Watching Movies
When I brought this home, my girlfriend asked me why I got a book about watching movies. I should be well acquainted with how to watch movies since I do it so often. I explained, “No, you big dummy, it’s about OTHER people watching movies.” She acquiesced with a quizzical look on her face. After reading the book, I wonder why I thought it would be interesting in the first place.
It is neither criticism nor analysis, it is purely celebrities gushing over their favorite films. Sometimes it’s not even their favorite, it’s just something they felt like watching that day. At best, it’s interesting to see what other people consider nostalgic. Even in those cases the article could really have ANYONE as its subject. Not Julianne Moore, not Barry Sonnenfeld. Quentin Tarantino has eclectic enough taste to offer up something new – an obscure Roy Rogers movie, but everyone else goes fairly mainstream and unfortunately says very little of any value in their discussions.

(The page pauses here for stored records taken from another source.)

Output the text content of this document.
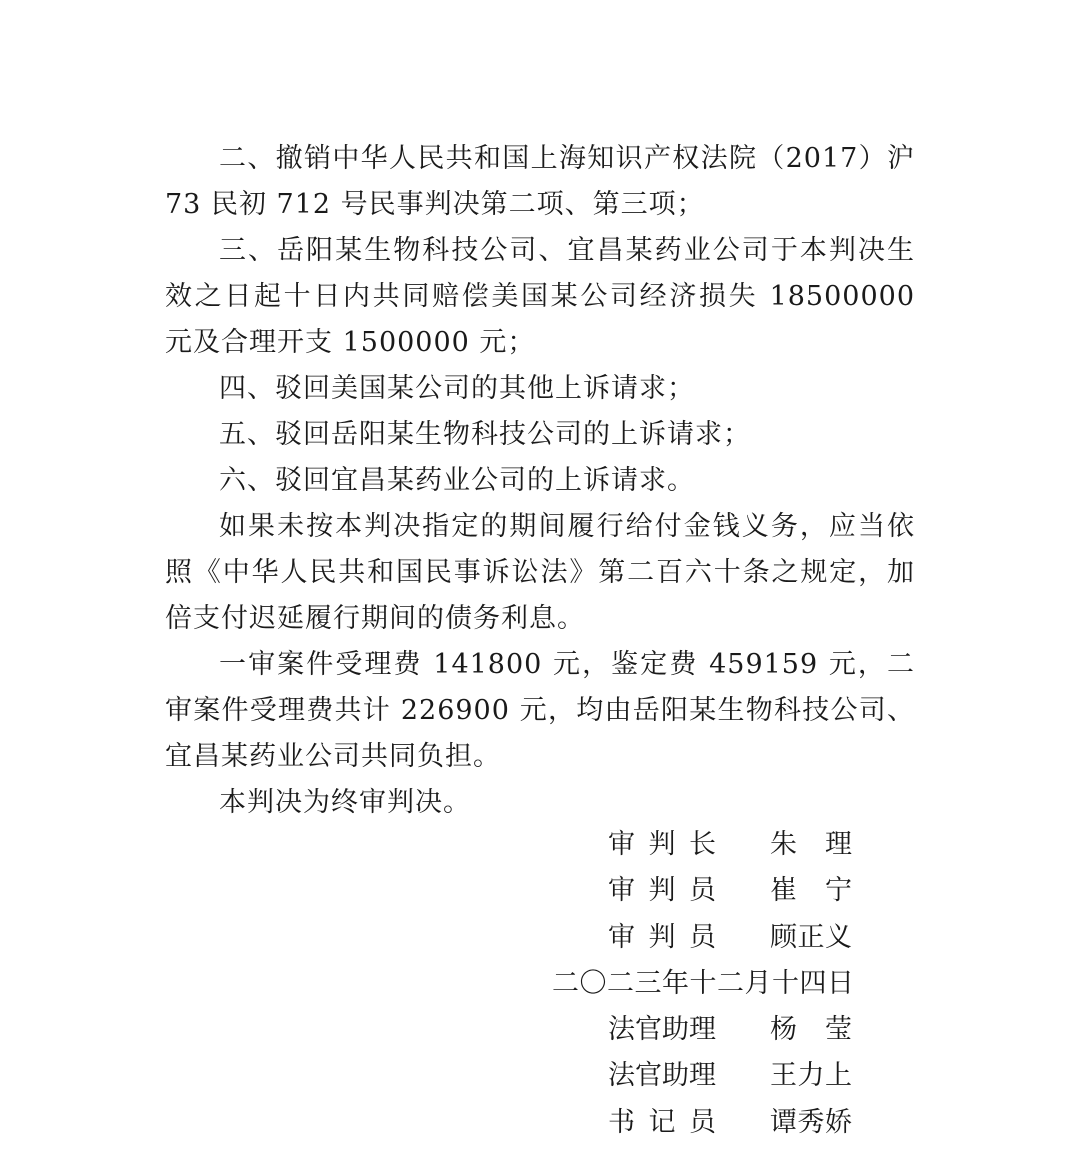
二、撤销中华人民共和国上海知识产权法院（2017）沪 73 民初 712 号民事判决第二项、第三项；

三、岳阳某生物科技公司、宜昌某药业公司于本判决生效之日起十日内共同赔偿美国某公司经济损失 18500000 元及合理开支 1500000 元；

四、驳回美国某公司的其他上诉请求；

五、驳回岳阳某生物科技公司的上诉请求；

六、驳回宜昌某药业公司的上诉请求。

如果未按本判决指定的期间履行给付金钱义务，应当依照《中华人民共和国民事诉讼法》第二百六十条之规定，加倍支付迟延履行期间的债务利息。

一审案件受理费 141800 元，鉴定费 459159 元，二审案件受理费共计 226900 元，均由岳阳某生物科技公司、宜昌某药业公司共同负担。

本判决为终审判决。

审判长 朱理
审判员 崔宁
审判员 顾正义
二〇二三年十二月十四日
法官助理 杨莹
法官助理 王力上
书记员 谭秀娇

I was hoping to get some sort of insight into the creative process through these filmmakers discussing other films. The most useful was Nicole Kidman watching The Shining because she had worked with Kubrick and could, through firsthand experience!, describe his method of directing. What it usually boils down to is this: ‘Wow, that was a great cut!’, ‘Did you just see what that actor did there?’, ‘I love a lot of color in movies, and this has color, but I think it has too much color, I would never be caught dead putting that much color in a movie. But I like it.’ This series of articles was initially written for the Culture section of the New York Times. And there it should have remained, merely a marketing tool for those directors and actors with a new movie to sell…
At least now my educated assumption that Michael Bay is an infantile thinker is reinforced. I give the book three out of ten Michael bay headshots.